Ethnic Uzbeks on a street in a village near Osh, destroyed during recent clashes
Ethnic Uzbeks say their houses were set alight with people, including children, still inside. Several video recordings posted on the Internet show Uzbeks collecting and burying burned bodies of what the videos say are ethnic Uzbeks in southern Kyrgyzstan.

ICRC staff who reportedly spoke with several women near Osh said their accounts of rapes were "credible." At least one of the women was examined by a gynecologist.

International media have quoted ethnic Uzbeks in southern Kyrgyzstan accusing Kyrgyz Army soldiers – or at least armed men in Kyrgyz Army uniforms – of shooting and attacking ethnic Uzbeks in Osh and Jalal-Abad on the first days of the conflict. At least one Kyrgyz Army soldier, an ethnic Uzbek himself, said his troops indeed targeted ethnic Uzbeks, although there were orders by their commanders not to do so.

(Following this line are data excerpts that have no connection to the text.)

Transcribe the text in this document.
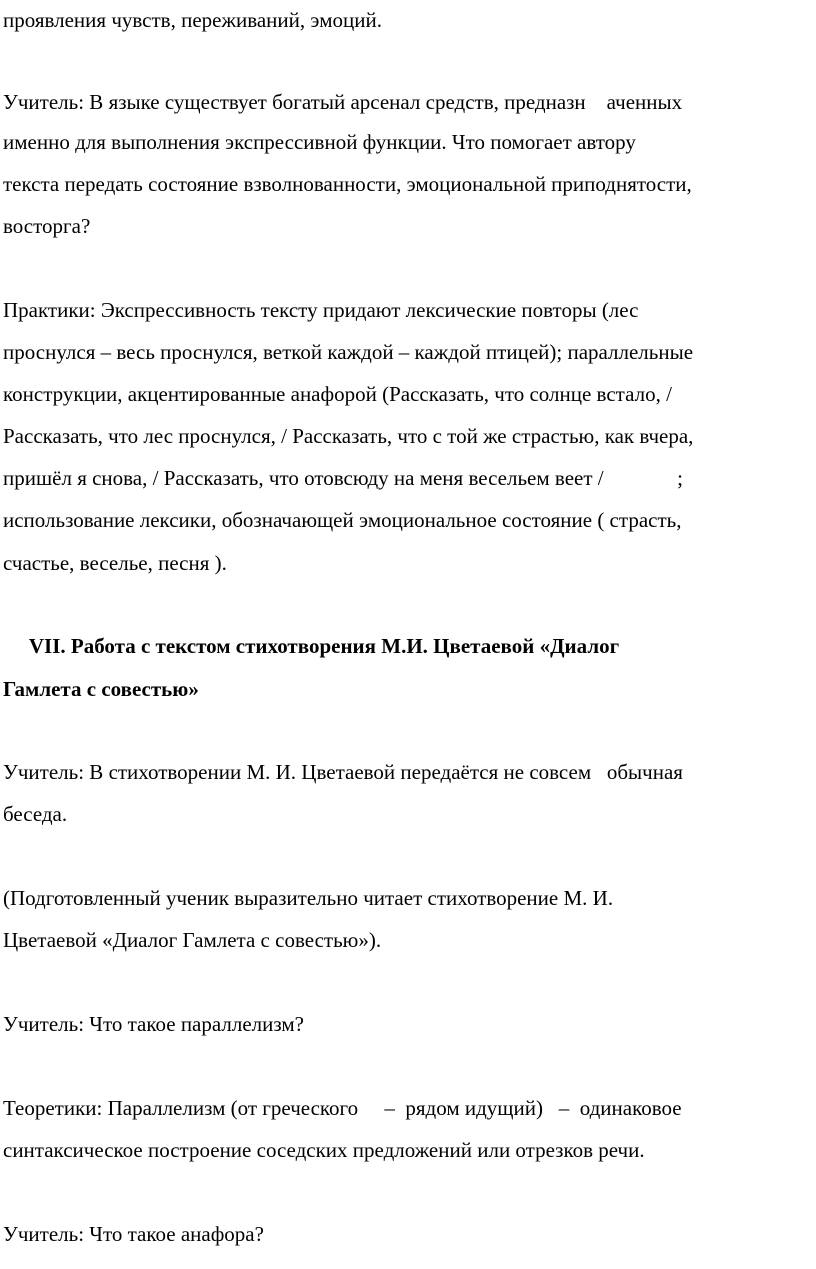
проявления чувств, переживаний, эмоций.
Учитель: В языке существует богатый арсенал средств, предназн    аченных
именно для выполнения экспрессивной функции. Что помогает автору
текста передать состояние взволнованности, эмоциональной приподнятости,
восторга?
Практики: Экспрессивность тексту придают лексические повторы (лес
проснулся – весь проснулся, веткой каждой – каждой птицей); параллельные
конструкции, акцентированные анафорой (Рассказать, что солнце встало, /
Рассказать, что лес проснулся, / Рассказать, что с той же страстью, как вчера,
пришёл я снова, / Рассказать, что отовсюду на меня весельем веет /              ;
использование лексики, обозначающей эмоциональное состояние ( страсть,
счастье, веселье, песня ).
VII. Работа с текстом стихотворения М.И. Цветаевой «Диалог
Гамлета с совестью»
Учитель: В стихотворении М. И. Цветаевой передаётся не совсем   обычная
беседа.
(Подготовленный ученик выразительно читает стихотворение М. И.
Цветаевой «Диалог Гамлета с совестью»).
Учитель: Что такое параллелизм?
Теоретики: Параллелизм (от греческого     –  рядом идущий)   –  одинаковое
синтаксическое построение соседских предложений или отрезков речи.
Учитель: Что такое анафора?
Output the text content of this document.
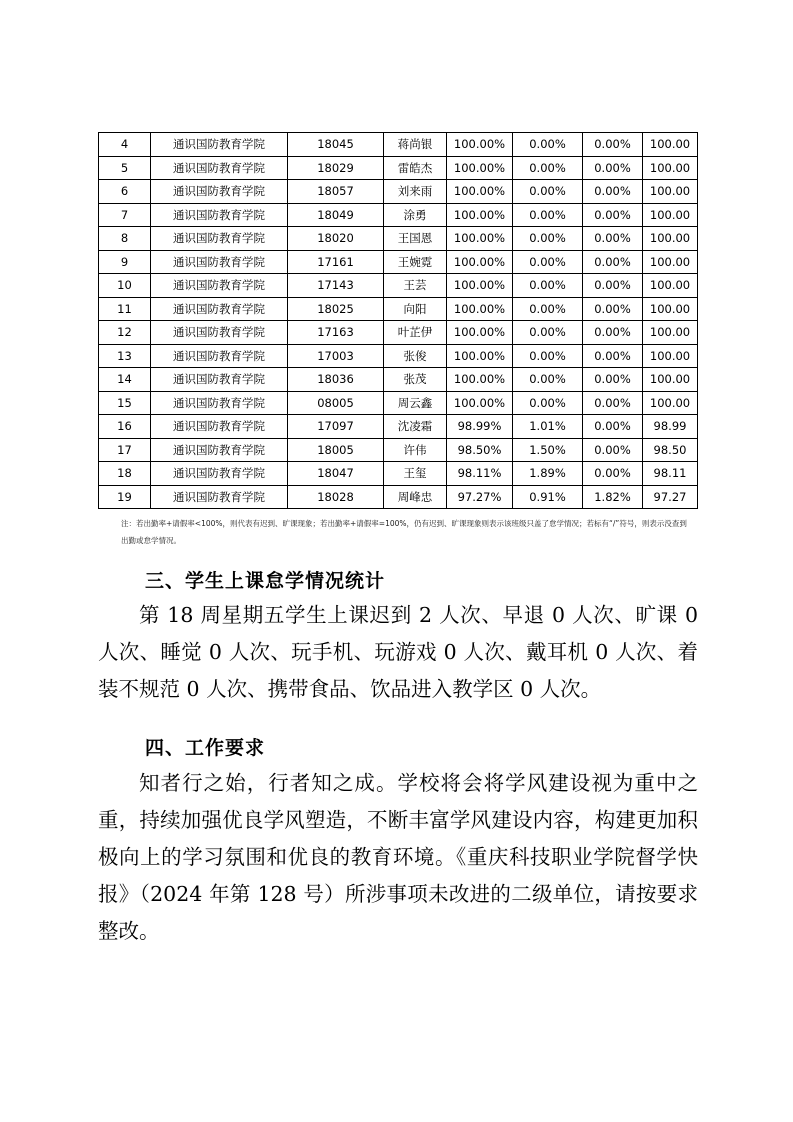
4	通识国防教育学院	18045	蒋尚银	100.00%	0.00%	0.00%	100.00
5	通识国防教育学院	18029	雷皓杰	100.00%	0.00%	0.00%	100.00
6	通识国防教育学院	18057	刘来雨	100.00%	0.00%	0.00%	100.00
7	通识国防教育学院	18049	涂勇	100.00%	0.00%	0.00%	100.00
8	通识国防教育学院	18020	王国恩	100.00%	0.00%	0.00%	100.00
9	通识国防教育学院	17161	王婉霓	100.00%	0.00%	0.00%	100.00
10	通识国防教育学院	17143	王芸	100.00%	0.00%	0.00%	100.00
11	通识国防教育学院	18025	向阳	100.00%	0.00%	0.00%	100.00
12	通识国防教育学院	17163	叶芷伊	100.00%	0.00%	0.00%	100.00
13	通识国防教育学院	17003	张俊	100.00%	0.00%	0.00%	100.00
14	通识国防教育学院	18036	张茂	100.00%	0.00%	0.00%	100.00
15	通识国防教育学院	08005	周云鑫	100.00%	0.00%	0.00%	100.00
16	通识国防教育学院	17097	沈凌霜	98.99%	1.01%	0.00%	98.99
17	通识国防教育学院	18005	许伟	98.50%	1.50%	0.00%	98.50
18	通识国防教育学院	18047	王玺	98.11%	1.89%	0.00%	98.11
19	通识国防教育学院	18028	周峰忠	97.27%	0.91%	1.82%	97.27
注：若出勤率+请假率<100%，则代表有迟到、旷课现象；若出勤率+请假率=100%，仍有迟到、旷课现象则表示该班级只盖了怠学情况；若标有“/”符号，则表示没查到出勤或怠学情况。
三、学生上课怠学情况统计
第 18 周星期五学生上课迟到 2 人次、早退 0 人次、旷课 0 人次、睡觉 0 人次、玩手机、玩游戏 0 人次、戴耳机 0 人次、着装不规范 0 人次、携带食品、饮品进入教学区 0 人次。
四、工作要求
知者行之始，行者知之成。学校将会将学风建设视为重中之重，持续加强优良学风塑造，不断丰富学风建设内容，构建更加积极向上的学习氛围和优良的教育环境。《重庆科技职业学院督学快报》（2024 年第 128 号）所涉事项未改进的二级单位，请按要求整改。
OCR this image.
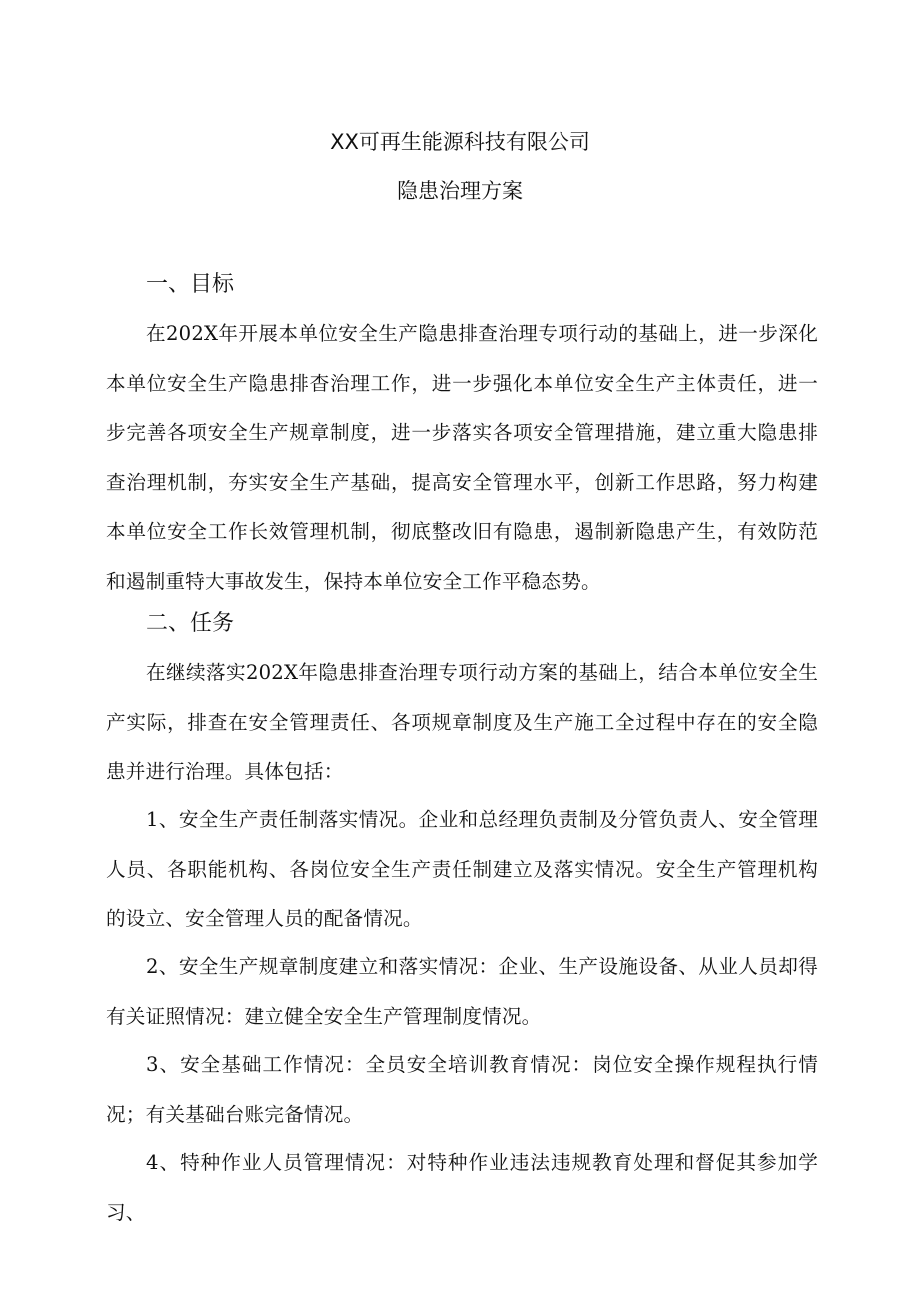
XX可再生能源科技有限公司
隐患治理方案
一、目标

在202X年开展本单位安全生产隐患排查治理专项行动的基础上，进一步深化本单位安全生产隐患排杳治理工作，进一步强化本单位安全生产主体责任，进一步完善各项安全生产规章制度，进一步落实各项安全管理措施，建立重大隐患排查治理机制，夯实安全生产基础，提高安全管理水平，创新工作思路，努力构建本单位安全工作长效管理机制，彻底整改旧有隐患，遏制新隐患产生，有效防范和遏制重特大事故发生，保持本单位安全工作平稳态势。

二、任务

在继续落实202X年隐患排查治理专项行动方案的基础上，结合本单位安全生产实际，排查在安全管理责任、各项规章制度及生产施工全过程中存在的安全隐患并进行治理。具体包括：

1、安全生产责任制落实情况。企业和总经理负责制及分管负责人、安全管理人员、各职能机构、各岗位安全生产责任制建立及落实情况。安全生产管理机构的设立、安全管理人员的配备情况。

2、安全生产规章制度建立和落实情况：企业、生产设施设备、从业人员却得有关证照情况：建立健全安全生产管理制度情况。

3、安全基础工作情况：全员安全培训教育情况：岗位安全操作规程执行情况；有关基础台账完备情况。

4、特种作业人员管理情况：对特种作业违法违规教育处理和督促其参加学习、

Reporters for "The New York Times" and Britain's "Guardian" in Osh quote a number of ethnic Uzbeks as saying they were assaulted by gunmen in military uniforms who arrived in Uzbek neighborhoods on Kyrgyz Army tanks shortly after the violence started.

Kyrgyz officials have said several gunmen in Kyrgyz Army uniforms have been arrested in connection with the violence.

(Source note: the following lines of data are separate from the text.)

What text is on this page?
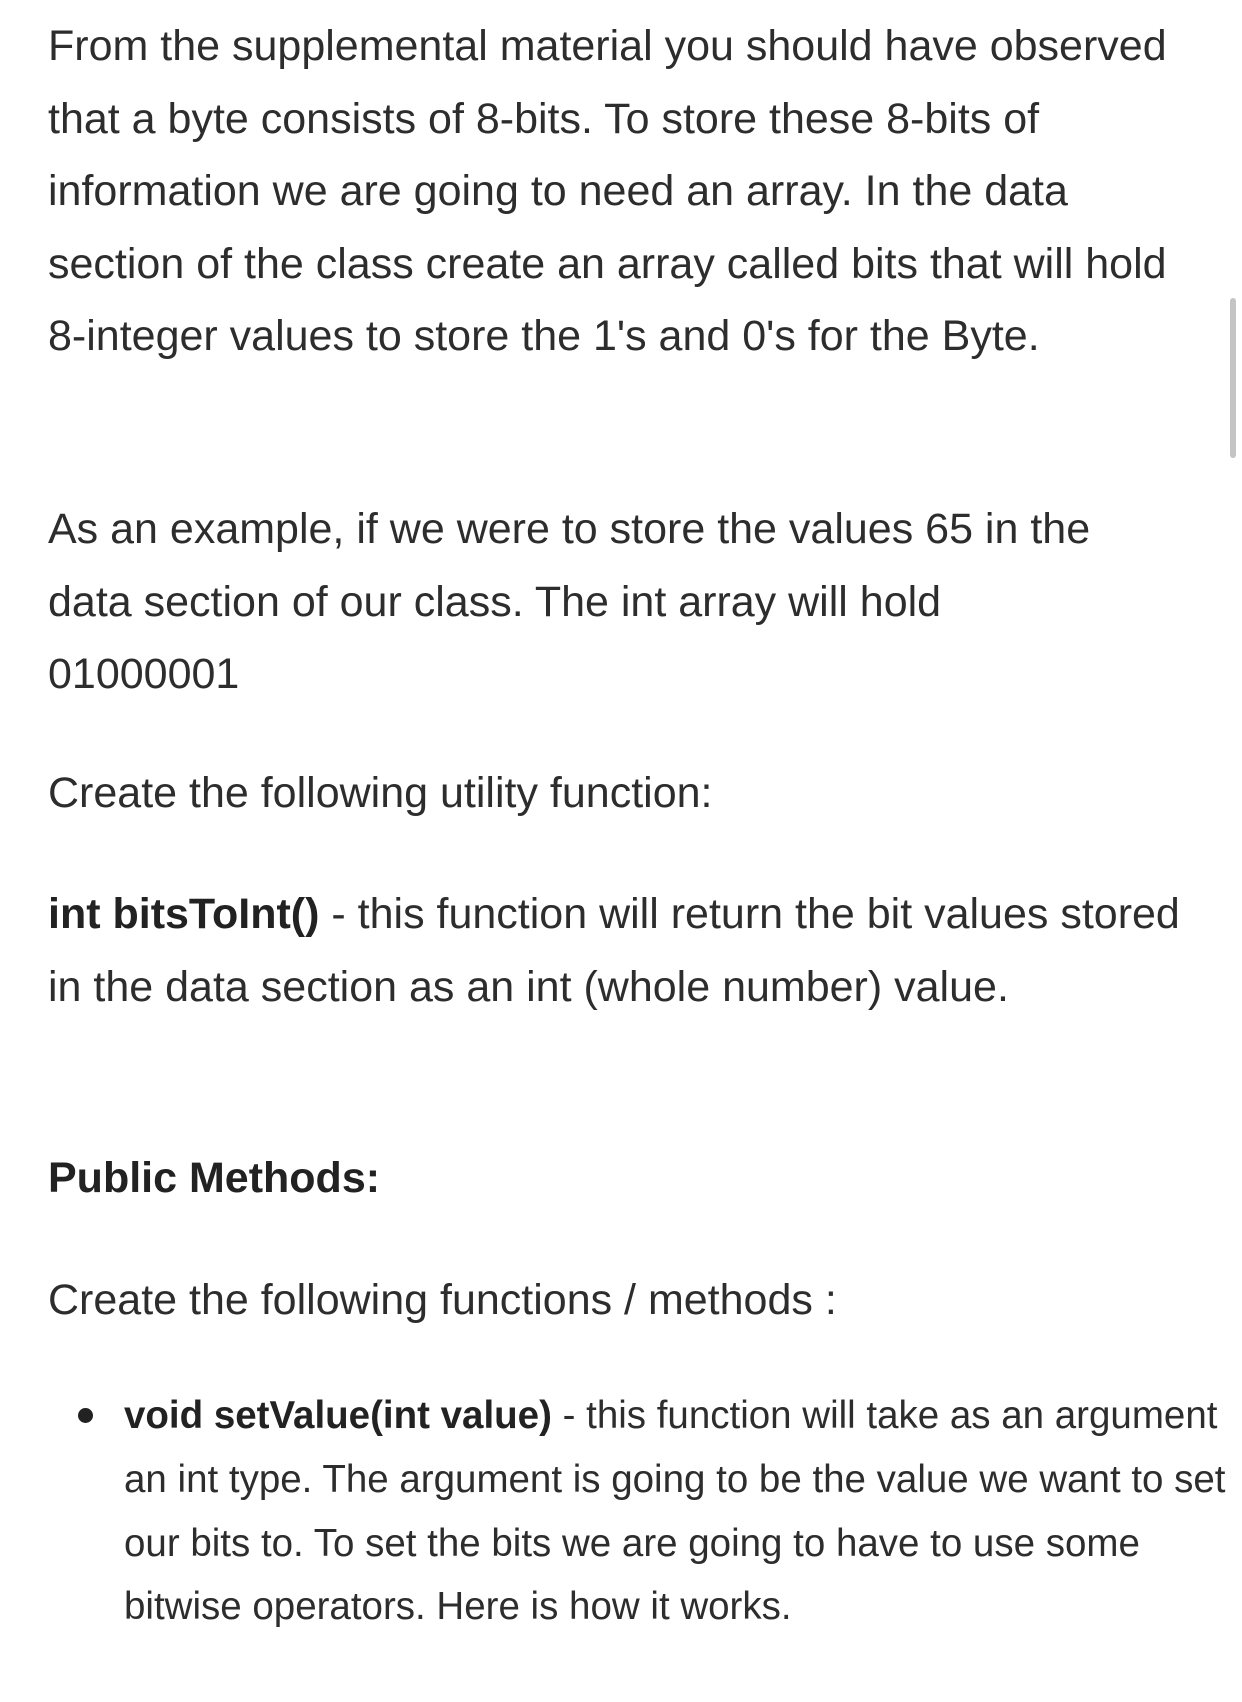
From the supplemental material you should have observed that a byte consists of 8-bits. To store these 8-bits of information we are going to need an array. In the data section of the class create an array called bits that will hold 8-integer values to store the 1's and 0's for the Byte.

As an example, if we were to store the values 65 in the data section of our class. The int array will hold 01000001

Create the following utility function:

int bitsToInt() - this function will return the bit values stored in the data section as an int (whole number) value.

Public Methods:

Create the following functions / methods :

void setValue(int value) - this function will take as an argument an int type. The argument is going to be the value we want to set our bits to. To set the bits we are going to have to use some bitwise operators. Here is how it works.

Nearly a week after the conflict initially broke out, the situation remains tense in the southern areas, particularly in the city of Jalal-Abad and the nearby Suzak, Bazar-Korgon, and Karasuu districts.

RFE/RL correspondent Bruce Pannier, who is in Osh, describes conditions within the city:



Anna Neistat of Human Rights Watch, also speaking from Osh today, said some ethnic Uzbeks are still being targeted. Two ethnic Uzbeks “were beaten up, and another one who tried to leave his home was shot and injured. And a woman was beaten up and raped today," Neistat reports.

Osh, a city of some 220,000 and dubbed Kyrgyzstan's southern capital – was the scene of ethnic clashes between Kyrgyz and the city's sizable Uzbek minority in 1990, which left hundreds dead.

Kyrgyzstan's interim government, which came to power in April, has been struggling to assert power in the south, where support for the ousted President Kurmanbek Bakiev has been strongest.

Bakiev's government was toppled in the aftermath of a popular uprising. Interim leaders accuse his supporters of fueling and financing the violence in the south, a claim Bakiev has repeatedly denied.

In Moscow today, the Russian-led Collective Security Treaty Organization (CSTO) said it will not deploy peacekeepers to Kyrgyzstan but it may send security "specialists" to track down those behind the clashes.

Kyrgyzstan's interim leader, Roza Otunbaeva, appealed last week to Russia for military assistance to bring the ethnic fighting in the south of the country under control.